Sadly, many in the West who applaud the fall of Communism
seem determined to fight to defend one of Tito's worst
offenses against the Serbs-the artificial internal borders.
When Yugoslavia began to disintegrate, several voices in the
West declared that the wishes of the various peoples would be
respected. If they had studied Yugoslav history, they would
have known that, as Slovenia, Croatia and Bosnia seceded from
Yugoslavia, Serbia would not stand by passively without
seeking resolution of its greatest grievance-the unfair
territorial boundaries.
Perhaps the most glaring example of journalistic inertia
is the apparent refusal of the Western media to pursue the
claim of the Holy Synod of Bishops of the Serbian Orthodox
Church that Croatian forces have depopulated Serbian
villages in western Slavonia and western Herzegovina and
opened "concentration camps" for Serbs. In their May 29
statement the bishops provided place names and numbers: for
example, 4,000 Serbian soldiers in Odzak; 643 men, women and
children in Limn; 570 men and women in Duvno. Refugees have
also reported to the bishops that, in a revival of the
Croatian Ustasha barbarism of 1941, Serbs have been thrown
into "bottomless pits" at Surmanci near Medjugorje in
Herzegovina and at the Katina pit at Velebit.
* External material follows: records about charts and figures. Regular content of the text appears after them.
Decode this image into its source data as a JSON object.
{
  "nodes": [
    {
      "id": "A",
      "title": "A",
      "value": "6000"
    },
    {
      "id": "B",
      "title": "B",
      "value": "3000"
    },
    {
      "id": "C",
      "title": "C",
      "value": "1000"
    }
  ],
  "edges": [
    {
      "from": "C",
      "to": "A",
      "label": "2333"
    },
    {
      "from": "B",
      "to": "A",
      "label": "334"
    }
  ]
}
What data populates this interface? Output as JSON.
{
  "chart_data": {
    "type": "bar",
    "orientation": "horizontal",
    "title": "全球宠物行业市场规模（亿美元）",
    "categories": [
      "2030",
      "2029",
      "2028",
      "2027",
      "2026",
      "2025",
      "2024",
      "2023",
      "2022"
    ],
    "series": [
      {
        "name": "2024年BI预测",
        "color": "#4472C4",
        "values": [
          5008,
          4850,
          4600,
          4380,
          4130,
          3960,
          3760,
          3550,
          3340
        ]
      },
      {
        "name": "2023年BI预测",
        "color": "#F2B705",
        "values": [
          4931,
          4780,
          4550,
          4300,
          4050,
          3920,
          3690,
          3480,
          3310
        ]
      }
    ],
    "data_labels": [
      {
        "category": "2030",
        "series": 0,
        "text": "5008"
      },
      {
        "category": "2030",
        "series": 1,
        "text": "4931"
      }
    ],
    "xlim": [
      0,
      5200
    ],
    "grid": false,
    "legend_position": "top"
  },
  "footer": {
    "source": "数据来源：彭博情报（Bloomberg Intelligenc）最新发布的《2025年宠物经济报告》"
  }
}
The Serbian
Orthodox bishops are a spiritually sober prudent lot not
usually given to political activism of any sort. They deserve
to be taken seriously in the West. What is truly ironic is
that the governments of the United States and the European
Community may have helped to precipitate the current political
and military morass by their incomprehension of the ethnic,
religious and political complexities of the region.
Did these governments understood the likely consequences of
their acquiescence to the break-up of the Yugoslav federation?
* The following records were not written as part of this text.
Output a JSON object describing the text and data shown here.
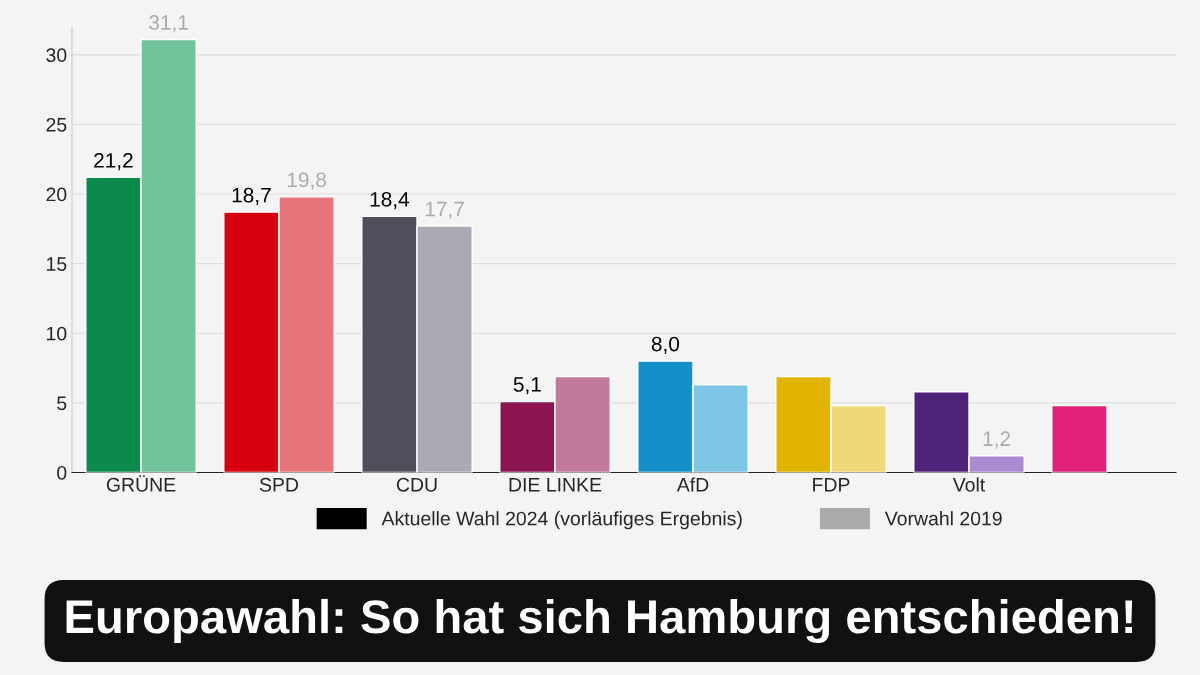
{
  "chart_data": {
    "type": "bar",
    "categories": [
      "GRÜNE",
      "SPD",
      "CDU",
      "DIE LINKE",
      "AfD",
      "FDP",
      "Volt",
      null
    ],
    "series": [
      {
        "name": "Aktuelle Wahl 2024 (vorläufiges Ergebnis)",
        "color": "#000000",
        "colors": [
          "#0b8a4b",
          "#d6000f",
          "#4f4f5c",
          "#8c1450",
          "#1490c8",
          "#e0b400",
          "#50237a",
          "#e0207a"
        ],
        "values": [
          21.2,
          18.7,
          18.4,
          5.1,
          8.0,
          6.9,
          5.8,
          4.8
        ],
        "value_labels": [
          "21,2",
          "18,7",
          "18,4",
          "5,1",
          "8,0",
          null,
          null,
          null
        ]
      },
      {
        "name": "Vorwahl 2019",
        "color": "#aaaaaa",
        "colors": [
          "#72c29b",
          "#e8747b",
          "#a9aab4",
          "#c27a9c",
          "#7fc6e6",
          "#f0d77a",
          "#a98bd2",
          "#f08cbc"
        ],
        "values": [
          31.1,
          19.8,
          17.7,
          6.9,
          6.3,
          4.8,
          1.2,
          null
        ],
        "value_labels": [
          "31,1",
          "19,8",
          "17,7",
          null,
          null,
          null,
          "1,2",
          null
        ]
      }
    ],
    "ylim": [
      0,
      32
    ],
    "yticks": [
      0,
      5,
      10,
      15,
      20,
      25,
      30
    ],
    "grid": "y",
    "legend": "bottom",
    "annotations": [
      "Europawahl: So hat sich Hamburg entschieden!"
    ]
  }
}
Did they care so little how the close-knit Serbian minority
in an independent Croatia would be haunted by the specter of
the last attempt by Zagreb at nationhood? Or how far from
sanguine the minority Serbs in Bosnia-Herzegovina would be at
the prospects of a Muslim-dominated government in the land
that served as one of the principal anti-Serbian "killing
fields" during the Second World War? And now the United States
and the European Community, struggling to cope with their
shortsightedness, have rushed further down this political
slippery slope by placing virtually all the blame for the
current troubles on "the Serbs".
In an explosive military conflict beset with political
and moral pitfalls, one would think that caution, prudence
and fairness would govern the search for a solution that is
at once moral and practical. Among the most vocal critics of
"the Serbs" in the Western governments and media, however, these
virtues have been conspicuously lacking.